Is the technology able to put that social determinants data to good use?

There are a wide variety of various engagement, like messaging, patient-communication digital and telephonic technologies that can be leveraged to effectively communicate with members or patients. The key is to leverage either 1) SDOH health attributes lists, previously clinically validated, or, preferably, 2) Risk-scored registries of patients/members based upon those clinically validated health attributes from which to then engage with patients.

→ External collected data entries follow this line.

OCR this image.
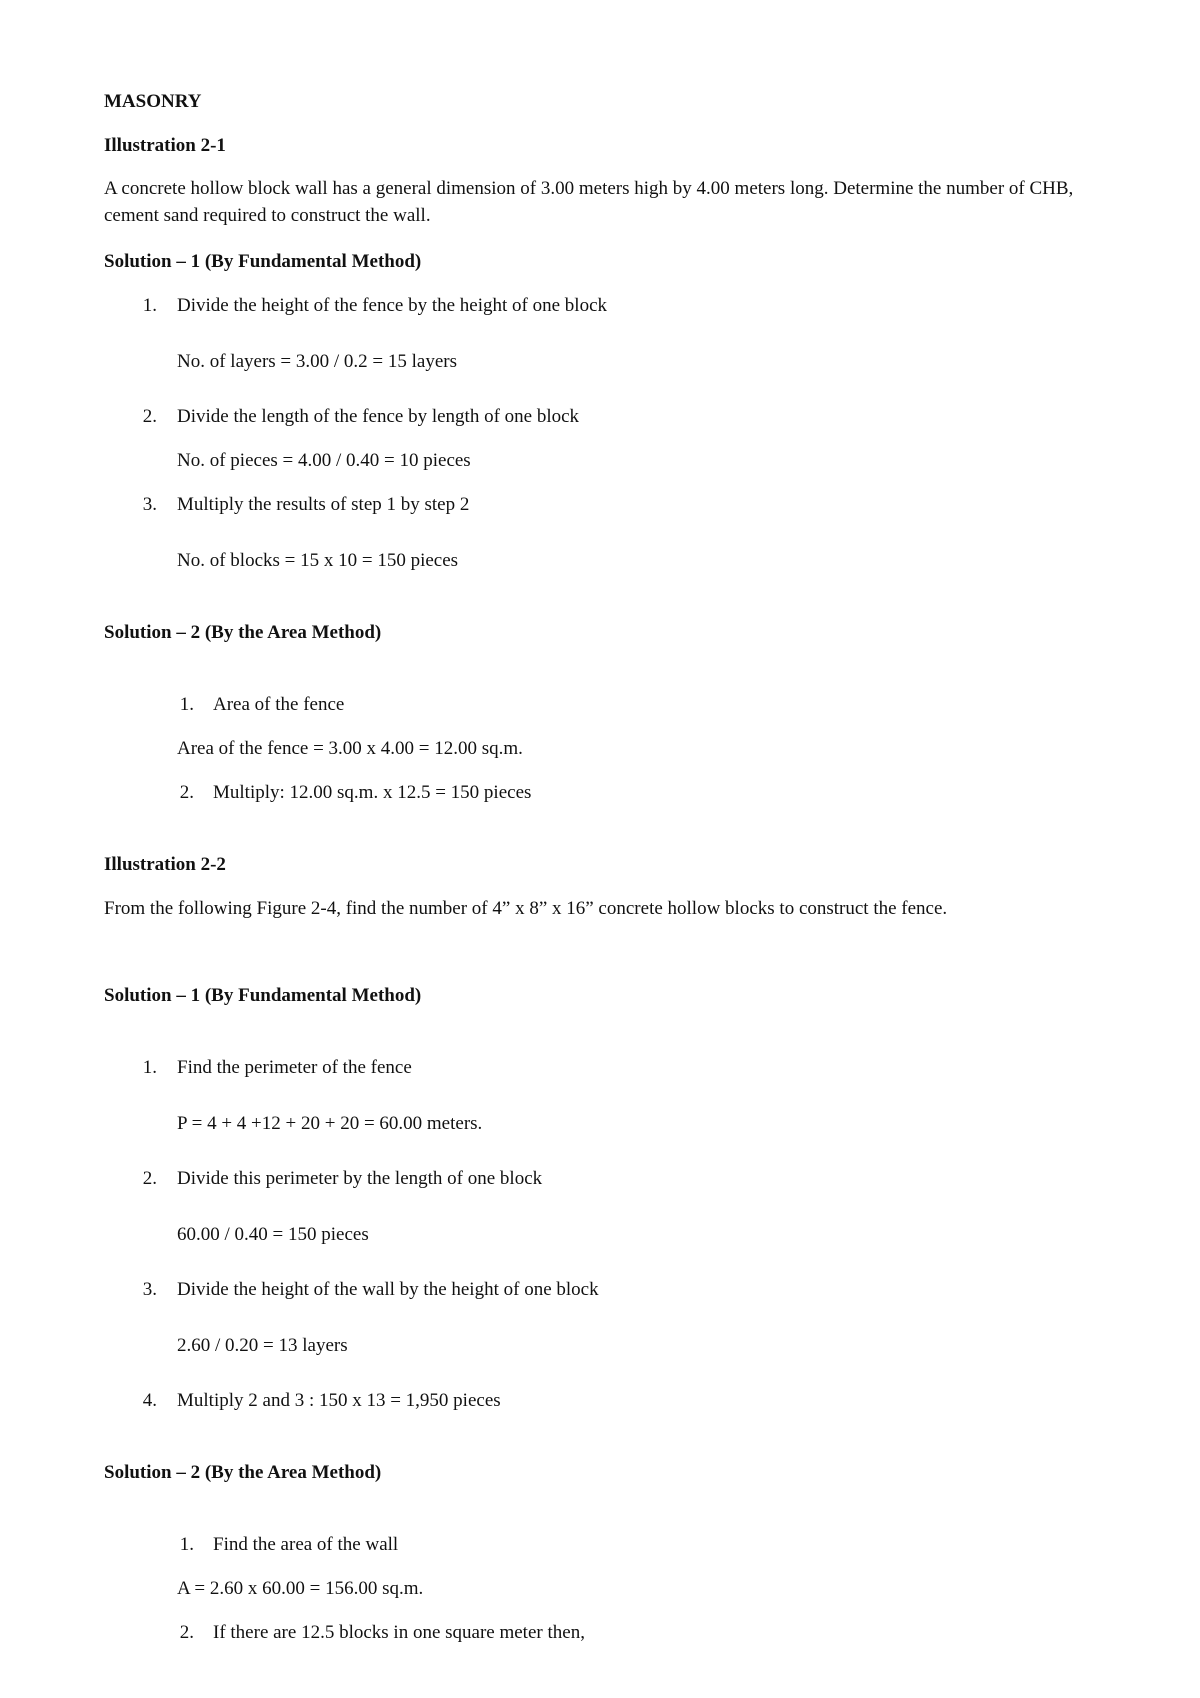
MASONRY
Illustration 2-1
A concrete hollow block wall has a general dimension of 3.00 meters high by 4.00 meters long. Determine the number of CHB, cement sand required to construct the wall.
Solution – 1 (By Fundamental Method)
1. Divide the height of the fence by the height of one block
No. of layers = 3.00 / 0.2 = 15 layers
2. Divide the length of the fence by length of one block
No. of pieces = 4.00 / 0.40 = 10 pieces
3. Multiply the results of step 1 by step 2
No. of blocks = 15 x 10 = 150 pieces
Solution – 2 (By the Area Method)
1. Area of the fence
Area of the fence = 3.00 x 4.00 = 12.00 sq.m.
2. Multiply: 12.00 sq.m. x 12.5 = 150 pieces
Illustration 2-2
From the following Figure 2-4, find the number of 4” x 8” x 16” concrete hollow blocks to construct the fence.
Solution – 1 (By Fundamental Method)
1. Find the perimeter of the fence
P = 4 + 4 +12 + 20 + 20 = 60.00 meters.
2. Divide this perimeter by the length of one block
60.00 / 0.40 = 150 pieces
3. Divide the height of the wall by the height of one block
2.60 / 0.20 = 13 layers
4. Multiply 2 and 3 : 150 x 13 = 1,950 pieces
Solution – 2 (By the Area Method)
1. Find the area of the wall
A = 2.60 x 60.00 = 156.00 sq.m.
2. If there are 12.5 blocks in one square meter then,
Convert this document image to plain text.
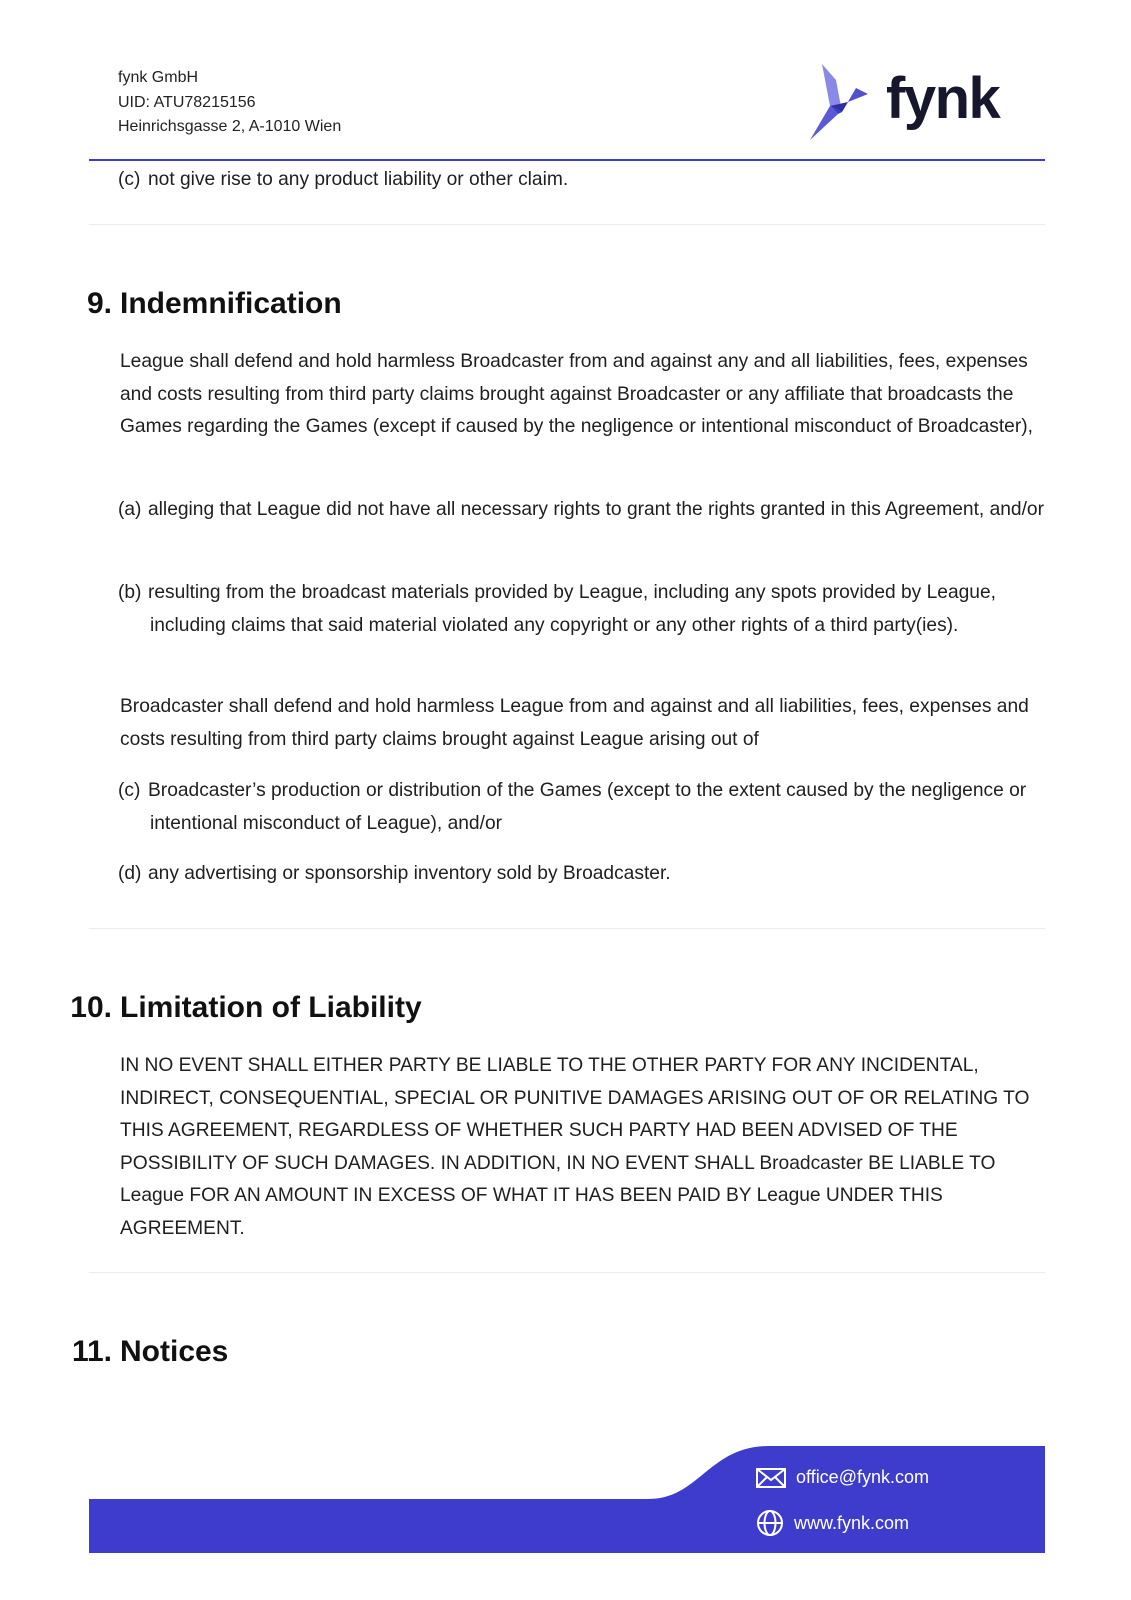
fynk GmbH
UID: ATU78215156
Heinrichsgasse 2, A-1010 Wien	fynk
(c) not give rise to any product liability or other claim.
9. Indemnification
League shall defend and hold harmless Broadcaster from and against any and all liabilities, fees, expenses and costs resulting from third party claims brought against Broadcaster or any affiliate that broadcasts the Games regarding the Games (except if caused by the negligence or intentional misconduct of Broadcaster),
(a) alleging that League did not have all necessary rights to grant the rights granted in this Agreement, and/or
(b) resulting from the broadcast materials provided by League, including any spots provided by League, including claims that said material violated any copyright or any other rights of a third party(ies).
Broadcaster shall defend and hold harmless League from and against and all liabilities, fees, expenses and costs resulting from third party claims brought against League arising out of
(c) Broadcaster’s production or distribution of the Games (except to the extent caused by the negligence or intentional misconduct of League), and/or
(d) any advertising or sponsorship inventory sold by Broadcaster.
10. Limitation of Liability
IN NO EVENT SHALL EITHER PARTY BE LIABLE TO THE OTHER PARTY FOR ANY INCIDENTAL, INDIRECT, CONSEQUENTIAL, SPECIAL OR PUNITIVE DAMAGES ARISING OUT OF OR RELATING TO THIS AGREEMENT, REGARDLESS OF WHETHER SUCH PARTY HAD BEEN ADVISED OF THE POSSIBILITY OF SUCH DAMAGES. IN ADDITION, IN NO EVENT SHALL Broadcaster BE LIABLE TO League FOR AN AMOUNT IN EXCESS OF WHAT IT HAS BEEN PAID BY League UNDER THIS AGREEMENT.
11. Notices
office@fynk.com
www.fynk.com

What do providers need to improve upon to help payors identify, aggregate and analyze patients and members?

I think of this a bit differently. From a risk-bearing organization, traditionally the health plan, any and all insight into health risk stratification of members is welcomed. The challenge with the health plans is to help them realize there are more resources available to them than the always-go-to-claims system. The public and proprietary socioeconomic data that I referred to in my first answer can empower this SDOH risk insight into existing members and, more importantly, into members who have yet to submit claims. As a risk-bearing organization, the “Holy Grail” is a more proactive, effective and efficient member outreach program based on stratifications. Now, for the provider, they need not worry about helping payors identify, aggregate and analyze patients when they can do it themselves. The very same solution available to payors is available to providers. The challenge is this: When a provider is trained to diagnose and treat based upon patients that present for care, what incentive is there to reach out for those not yet presenting? The opportunity now, with value-based reimbursements and at-risk contracts, is to bring about a cultural change within the provider community, perhaps driven by their own financial executives, to staff for and execute outreach programs.

What's the most common mistake you see health plans making in terms of strategy, either short-term or long-term?

It is difficult to problem-solve age-old problems when leveraging the same data used throughout a health plan’s operations. It is time to redefine healthcare data. If it is accurate and understood, and can lead to conditions avoidance or improvement, it must be considered health data even if not found in the medical or claims record. This can require aggressive strategies to partner, to understand the holistic make up of members and providers, and engage every customer, provider, and employer group in ways that will redefine for them what the insurance experience means. Strategically, if risk-based contracts are to be executed with providers, health plans need to lead in consumer engagement strategies and then share their learnings with providers. Perhaps, this discipline share will contribute to health issues being addressed collaboratively rather than payor versus provider approaches.

I've heard you preach that patient and member engagement is at heart of surviving in the value-based care world—how does that change if the Affordable Care Act (ACA) goes away and health plans can return to some pre-ACA regulations?

That ship has sailed, as some say. The ACA should not be viewed as synonymous with patient engagement nor value-based care. It is important to note that discussions within the industry around patient engagement opportunities, the disincentives of achieving furthering care quality in a fee-for-service reimbursement model, and the opportunities for aligning care quality and outcomes with a fee-for-value reimbursement model have been taking place long before the ACA and are continuing. MACRA (Medicare Access and CHIP Reauthorization Act) further provides incentives to processes that are viewed as requiring better patient engagement. Indeed, the long-agreed-upon triple aim—of improved patient experience, improved health and lower cost of care view—addresses patient engagement as critical.